You may be aware that when you are pregnant you shouldn’t take a hot bath or shower, and you should limit the use of heating pads to 10-20 minutes to avoid your body temperature rising too much.
But with cold baths and showers becoming ever more popular, it’s also important to understand the safety implications of lowering your body temperature too much while pregnant.
So let’s jump in and investigate the effects of cold water during pregnancy, including taking cold baths and showers, swimming in cold water, and drinking cold water.
Effect of Cold Water Bath During Pregnancy
There are several potential benefits of having a cold shower or bath while pregnant, as well as some things you should be aware of and not overdo.
Benefits of Cold Water Baths While Pregnant
Some of the known benefits of having a cold water bath or shower during pregnancy include:
- Reduce Inflammation.
- Relieve Muscle Pain & Soreness, especially after exercising, lifting weights or working out.
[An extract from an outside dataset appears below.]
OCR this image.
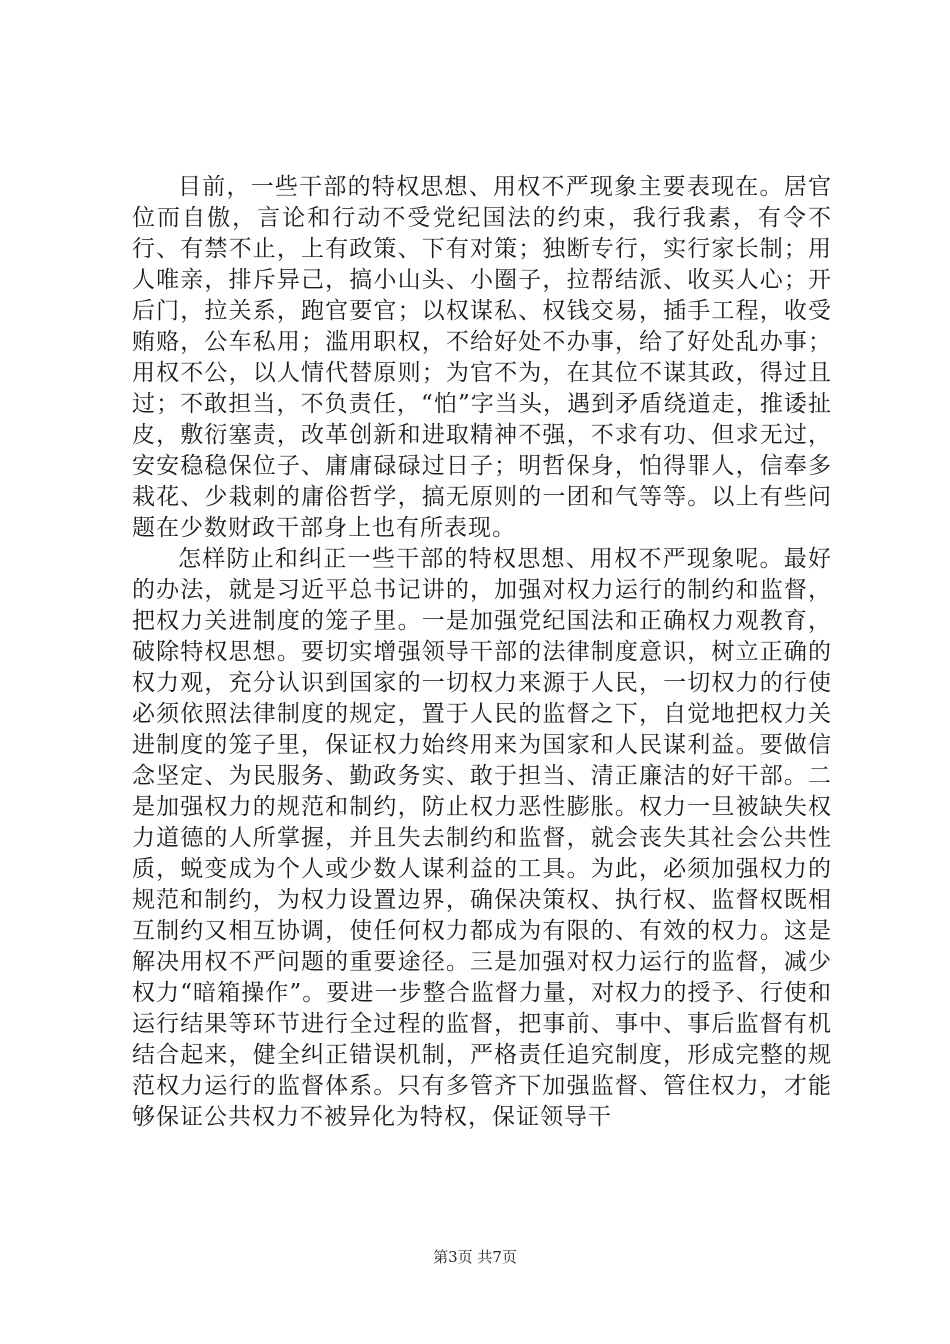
目前，一些干部的特权思想、用权不严现象主要表现在。居官位而自傲，言论和行动不受党纪国法的约束，我行我素，有令不行、有禁不止，上有政策、下有对策；独断专行，实行家长制；用人唯亲，排斥异己，搞小山头、小圈子，拉帮结派、收买人心；开后门，拉关系，跑官要官；以权谋私、权钱交易，插手工程，收受贿赂，公车私用；滥用职权，不给好处不办事，给了好处乱办事；用权不公，以人情代替原则；为官不为，在其位不谋其政，得过且过；不敢担当，不负责任，“怕”字当头，遇到矛盾绕道走，推诿扯皮，敷衍塞责，改革创新和进取精神不强，不求有功、但求无过，安安稳稳保位子、庸庸碌碌过日子；明哲保身，怕得罪人，信奉多栽花、少栽刺的庸俗哲学，搞无原则的一团和气等等。以上有些问题在少数财政干部身上也有所表现。

怎样防止和纠正一些干部的特权思想、用权不严现象呢。最好的办法，就是习近平总书记讲的，加强对权力运行的制约和监督，把权力关进制度的笼子里。一是加强党纪国法和正确权力观教育，破除特权思想。要切实增强领导干部的法律制度意识，树立正确的权力观，充分认识到国家的一切权力来源于人民，一切权力的行使必须依照法律制度的规定，置于人民的监督之下，自觉地把权力关进制度的笼子里，保证权力始终用来为国家和人民谋利益。要做信念坚定、为民服务、勤政务实、敢于担当、清正廉洁的好干部。二是加强权力的规范和制约，防止权力恶性膨胀。权力一旦被缺失权力道德的人所掌握，并且失去制约和监督，就会丧失其社会公共性质，蜕变成为个人或少数人谋利益的工具。为此，必须加强权力的规范和制约，为权力设置边界，确保决策权、执行权、监督权既相互制约又相互协调，使任何权力都成为有限的、有效的权力。这是解决用权不严问题的重要途径。三是加强对权力运行的监督，减少权力“暗箱操作”。要进一步整合监督力量，对权力的授予、行使和运行结果等环节进行全过程的监督，把事前、事中、事后监督有机结合起来，健全纠正错误机制，严格责任追究制度，形成完整的规范权力运行的监督体系。只有多管齐下加强监督、管住权力，才能够保证公共权力不被异化为特权，保证领导干

第3页 共7页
- Improve Blood Circulation.
- Lower Stress Levels.
- Reduce Fatigue & Boost Energy.
- Boost Metabolism.
- Experience A Better Birth Outcome.
Precautions When Taking Cold Baths During Pregnancy
There are some important things you should avoid and be aware of before plunging into a cold bath or shower while pregnant.
- Do Not Stay In The Water For Too Long: 2 to 4 minutes is about the right length of time.
- Ensure The Water Is Not Too Cold: cold water is fine, but you don’t want it to be freezing cold.
- Avoid Taking A Very Hot Shower Before or After: doing so could cause your blood vessels to compress and may lead to dizziness or fainting.
Why Am I Craving Cold Water During Pregnancy?
Pregnancy cravings are a normal part of expecting, and some of the more popular ones include chocolate bars, hot chocolate, steak and protein snacks.
But it’s also fairly common for pregnant women to crave cold water while pregnant.
Experts suggest there are two main reasons for this:
1. You Want Something To Cool You Down
As you’ve probably experienced, it’s very common for pregnant women to feel hot whatever the indoor or outdoor temperature.
This is due to hormonal changes and because you are carrying around more weight, especially during your third trimester as your baby edges towards full term.
So reaching for a nice glass of cold water or some other cold drink is a lovely and refreshing way to cool down.
2. You Are Looking For Hydration
It’s very important for pregnant women to stay hydrated throughout pregnancy – typically you should drink about 2 litres of water per day during your pregnancy.
Often when you crave something during pregnancy, it’s your body’s way of telling you it needs more of something.
And craving cold water – for both its hydration and cooling properties – is no exception.
Why Do Babies Move Move When You Drink Cold Water?
Some women report that their unborn baby moves in the womb when they drink cold water.
Why is this the case?
According to experts, the reason is because your digestive tract lies next to your uterus, so the cold water will stimulate your baby to move.
Interestingly, it’s not only cold water which can make your baby move.
You can usually get the same result by drinking cold milk or cold orange juice, or by eating certain foods that energize your baby due to their sugar and / or carbohydrate content.
Can Swimming In Cold Water Cause Miscarriage?
There is no evidence to suggest that swimming (during your first, second or third trimester) can negatively impact your baby.
This is true when swimming in heated pools or warm water in oceans and lakes, but what about swimming in cold water?
It is advisable pregnant women do not swim in water that is too cold, so you should avoid swimming in very cold or freezing cold water while you are pregnant.
This is because your temperature regulation system is less effective when pregnant, and swimming in water that is too cold could lead to a drop in your body temperature and cause hypothermia.
In addition, swimming in water that is too cold could cause uterine contractions (tightening of uterine muscle fibers that occurs throughout pregnancy and during active labor).